Hıristiyan edebiyatında, Eski Şehrin Doğu kapısı ya da “Altın Kapı”, Meryem Ana'nın Müjde'den sonra buluştuğu yer. Bu şekilde, kapının yeri, İsa'nın bakire doğumunun bir sembolü haline geldi. Dahası, Hıristiyanlıktaki apokriftal metinler de, İsa'nın aynı kapıdan Palm Pazar günü geçerek kapının mesihlere önem vermesini detaylandırmaktadır.

Müslümanlar için Önem

Müslümanlar için, kapı olarak adlandırılır Bab al-Dhahabi or Bab el-Zahabi (Altın Kapı anlamına gelir veya bazen Sonsuz Yaşamın Kapısı olarak anılır).
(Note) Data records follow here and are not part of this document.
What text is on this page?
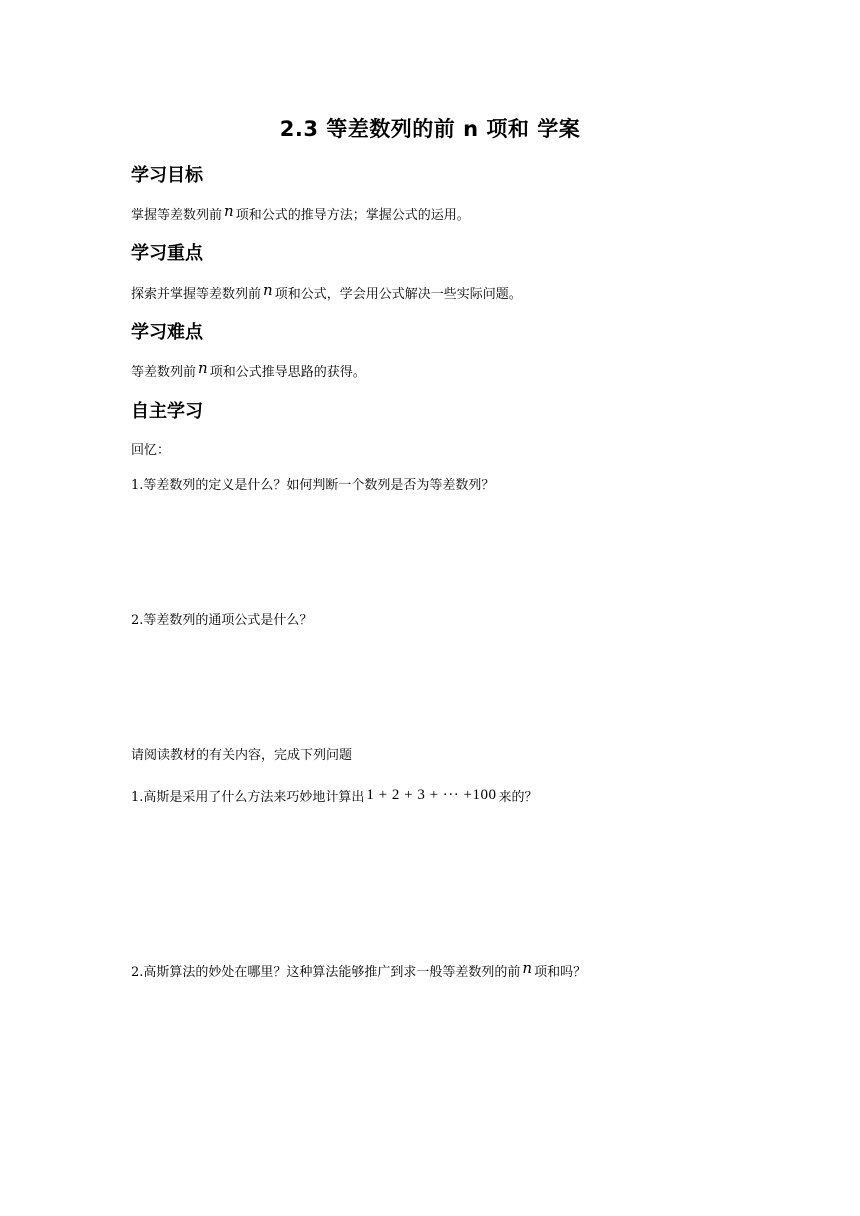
2.3 等差数列的前 n 项和 学案
学习目标
掌握等差数列前 n 项和公式的推导方法；掌握公式的运用。
学习重点
探索并掌握等差数列前 n 项和公式，学会用公式解决一些实际问题。
学习难点
等差数列前 n 项和公式推导思路的获得。
自主学习
回忆：
1.等差数列的定义是什么？如何判断一个数列是否为等差数列？
2.等差数列的通项公式是什么？
请阅读教材的有关内容，完成下列问题
1.高斯是采用了什么方法来巧妙地计算出 1 + 2 + 3 + ··· +100 来的？
2.高斯算法的妙处在哪里？这种算法能够推广到求一般等差数列的前 n 项和吗？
Müslümanlar da bu yerde dini önem taşırlar, çünkü bazıları bunun Allah'ın nihai kararının yeri ve gelecekteki diriliş yeri olduğuna inanırlar.

Her üç dinin de, geçmiş ve gelecekteki mesihsel olaylara atıfta bulunarak Altın Kapı'ya bu kadar büyük önem vermesi nedeniyle, bu bölge Kudüs'teki tarih açısından zengin ve tartışmalı alanlardan biri olmaya devam etmektedir.
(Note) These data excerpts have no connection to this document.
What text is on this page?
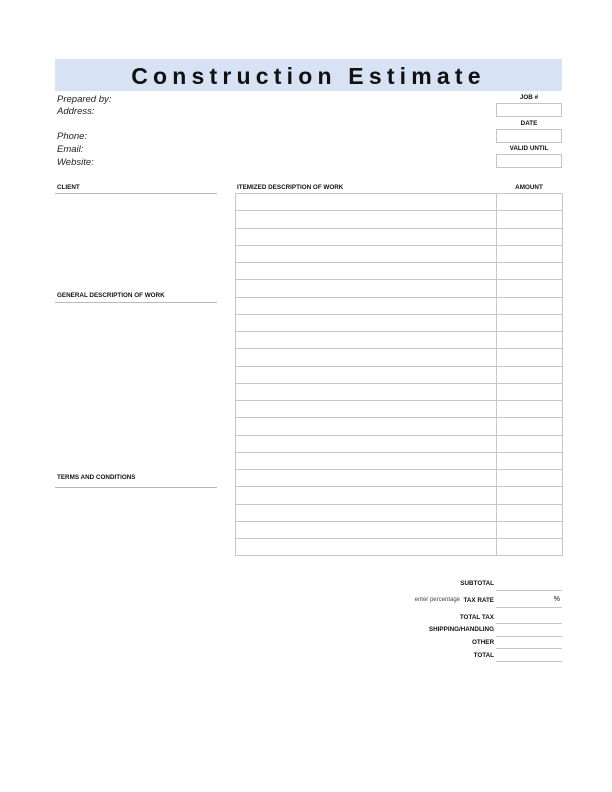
Construction Estimate
Prepared by:
Address:
Phone:
Email:
Website:
JOB #
DATE
VALID UNTIL
CLIENT
GENERAL DESCRIPTION OF WORK
TERMS AND CONDITIONS
ITEMIZED DESCRIPTION OF WORK	AMOUNT

SUBTOTAL
enter percentage TAX RATE	%
TOTAL TAX
SHIPPING/HANDLING
OTHER
TOTAL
Mühürlü Golden Gate | Em James Emery / Flickr

Kapı neden mühürlendi?

Daha önce de belirtildiği gibi, Doğu kapısı, Osmanlı Sultan Süleyman tarafından 1541'de kapatıldı. Ancak, bu zamandan önce, kapı 810'te (ayrıca Müslümanlar tarafından) kapatıldı, ardından Haçlılar tarafından 1102'da yeniden açıldı ve daha sonra tekrar Saladin (Mısır ve Suriye'nin ilk sultanı ve Ayyubid hanedanının kurucusu) 1187'de Haçlıları yendikten ve Filistin'in ve Kudüs şehrinin kontrolünü kazandıktan sonra.

Kanuni Sultan Süleyman tarafından tamamlanan kapının son mühürleme kapısının padişah tarafından defansif bir hamle olduğu söylenir. Yahudi edebiyatından türediği gibi, kapının, Yahudi Mesih'in Kudüs şehrine gireceği nokta olduğu söylenir ve bu nedenle, bunun oluşmasını engellemek için, sultan kapıyı mühürledi.